Когда они вошли в холл, Трубников распрямился, вытер со лба испарину и сообщил:
– Ну, все, что можно, я сделал. Можно его увозить…
– Сейчас, фотограф приедет, наснимает что нужно, и увезем! – пообещал Мехреньгин и подошел к стеллажу с книгами и музыкальными дисками.
– Ну что, сейчас-то хоть можно кондиционер включить? – спросил, ни к кому конкретно не обращаясь, Жека Топтунов.
– Сейчас можно, – смилостивился эксперт. – У них кондиционер общий, включается вон там, на кухне… – он махнул рукой в сторону арки, соединявшей холл с кухней и столовой.
Жека отправился на кухню, и оттуда донесся характерный звук – лязгнула дверца холодильника.
– Жека, ты там чего хозяйничаешь? – окликнул напарника Мехреньгин.
– Да ладно тебе, колы баночку возьму, не обеднеют они… – отозвался Жека и тут же разочарованно протянул: – Ну, это надо! Теплая!
– Кто теплая? – Мехреньгин насторожился, отошел от книжного стеллажа.

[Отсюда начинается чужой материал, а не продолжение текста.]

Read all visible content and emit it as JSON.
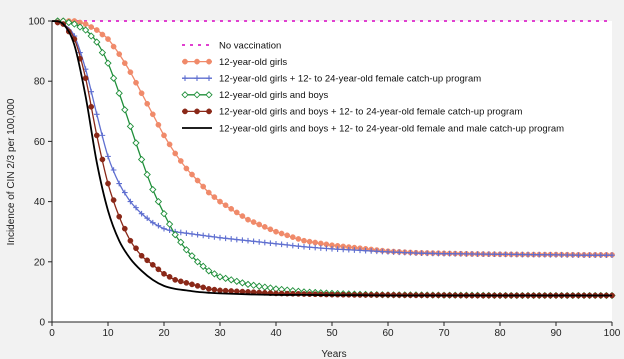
{
  "chart_data": {
    "type": "line",
    "title": "",
    "xlabel": "Years",
    "ylabel": "Incidence of CIN 2/3 per 100,000",
    "xlim": [
      0,
      100
    ],
    "ylim": [
      0,
      100
    ],
    "x_ticks": [
      0,
      10,
      20,
      30,
      40,
      50,
      60,
      70,
      80,
      90,
      100
    ],
    "y_ticks": [
      0,
      20,
      40,
      60,
      80,
      100
    ],
    "grid": false,
    "legend_position": "upper-right (inside plot)",
    "x": [
      0,
      2,
      4,
      6,
      8,
      10,
      12,
      14,
      16,
      18,
      20,
      22,
      24,
      26,
      28,
      30,
      35,
      40,
      45,
      50,
      55,
      60,
      65,
      70,
      75,
      80,
      85,
      90,
      95,
      100
    ],
    "series": [
      {
        "name": "No vaccination",
        "color": "#e040d0",
        "style": "dashed",
        "marker": "none",
        "values": [
          100,
          100,
          100,
          100,
          100,
          100,
          100,
          100,
          100,
          100,
          100,
          100,
          100,
          100,
          100,
          100,
          100,
          100,
          100,
          100,
          100,
          100,
          100,
          100,
          100,
          100,
          100,
          100,
          100,
          100
        ]
      },
      {
        "name": "12-year-old girls",
        "color": "#f08a6a",
        "style": "solid",
        "marker": "circle",
        "values": [
          100,
          100,
          100,
          99,
          97,
          94,
          89,
          83,
          76,
          69,
          62,
          56,
          51,
          47,
          43,
          40,
          34,
          30,
          27,
          25.5,
          24.5,
          23.5,
          23,
          22.8,
          22.6,
          22.5,
          22.4,
          22.4,
          22.3,
          22.3
        ]
      },
      {
        "name": "12-year-old girls + 12- to 24-year-old female catch-up program",
        "color": "#5f6fd0",
        "style": "solid",
        "marker": "plus",
        "values": [
          100,
          99,
          95,
          84,
          69,
          55,
          46,
          40,
          36,
          33,
          31,
          30,
          29.5,
          29,
          28.5,
          28,
          27,
          26,
          25,
          24.3,
          23.8,
          23.3,
          22.9,
          22.7,
          22.6,
          22.5,
          22.4,
          22.3,
          22.2,
          22.2
        ]
      },
      {
        "name": "12-year-old girls and boys",
        "color": "#1f8f3a",
        "style": "solid",
        "marker": "diamond",
        "values": [
          100,
          100,
          99,
          97,
          93,
          86,
          76,
          65,
          54,
          44,
          36,
          29,
          24,
          20,
          17,
          15,
          12.5,
          11,
          10,
          9.5,
          9.2,
          9,
          9,
          8.9,
          8.9,
          8.8,
          8.8,
          8.8,
          8.8,
          8.8
        ]
      },
      {
        "name": "12-year-old girls and boys + 12- to 24-year-old female catch-up program",
        "color": "#8a2818",
        "style": "solid",
        "marker": "circle",
        "values": [
          100,
          99,
          94,
          81,
          62,
          46,
          35,
          27,
          22,
          19,
          16,
          14,
          13,
          12,
          11,
          10.5,
          10,
          9.5,
          9.3,
          9.1,
          9,
          9,
          8.9,
          8.9,
          8.8,
          8.8,
          8.8,
          8.8,
          8.8,
          8.8
        ]
      },
      {
        "name": "12-year-old girls and boys + 12- to 24-year-old female and male catch-up program",
        "color": "#000000",
        "style": "solid",
        "marker": "none",
        "values": [
          100,
          99,
          92,
          75,
          53,
          37,
          27,
          21,
          17,
          14,
          12,
          11,
          10.5,
          10,
          9.7,
          9.5,
          9.2,
          9,
          9,
          8.9,
          8.9,
          8.8,
          8.8,
          8.8,
          8.8,
          8.8,
          8.8,
          8.8,
          8.8,
          8.8
        ]
      }
    ]
  }
}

– Да кола у них в холодильнике теплая! И пиво, и спрайт – все теплое!
– Вот как? – Мехреньгин прошел на кухню.
Жека выглядывал из огромного холодильника, как из пещеры Али-Бабы. В обеих руках у него были жестяные банки, на лице – глубокое разочарование.
– И даже джин-тоник теплый! – проговорил он таким тоном, как будто окончательно убедился в несовершенстве мира.
– Правда теплый… – Мехреньгин потрогал банки, потом заглянул внутрь холодильника, повозился там, как фокстерьер в лисьей норе, и проговорил, выбираясь наружу: – Вот оно, значит, как… все в холодильнике теплое, а он, между прочим, включен…
– У нас на даче прошлым летом электричество отключилось, – сообщил Жека, открывая банку. – Так тоже в холодильнике все растаяло. Мясо вообще испортилось. Будешь теплую колу?
– Нет, – Мехреньгин закрыл холодильник. – Электричество, говоришь, отключилось? Надо будет проверить!
– Да при чем тут электричество? – не выдержал Жека. – Что ты, Валентин, выкаблучиваешься? Такая жара! И пила эта еще воет, сил нет! Неужели тебе охота этой ерундой заниматься?
– Это не ерунда, – возразил Мехреньгин, выглядывая в окно. – Это наша работа. Смотри-ка, какой забор высокий!
– Ну да, работа, – согласился Жека. – Да только эту нашу работу уже ребята сделали, преступника задержали…
– Не преступника, а подозреваемого! – уточнил Мехреньгин. – Пока суд не установил его вину, он подозреваемый!
– А ты – зануда! – в сердцах ответил Жека. Он отпил из банки тепловатую колу и поморщился. – Ну что, Валя, наигрался в Шерлока Холмса? Давай уж, завязывай!
– Сейчас, только на второй этаж поднимусь…
– А это еще зачем?
Мехреньгин ничего не ответил напарнику. Он вышел в холл и по широкой подвесной лестнице поднялся на второй этаж.
Там он вышел на балкон.
Это был не просто балкон, а огромная терраса, нависавшая над участком. На террасе стоял низкий стол и несколько плетеных кресел, и отсюда открывался вид на весь коттеджный поселок Васильки.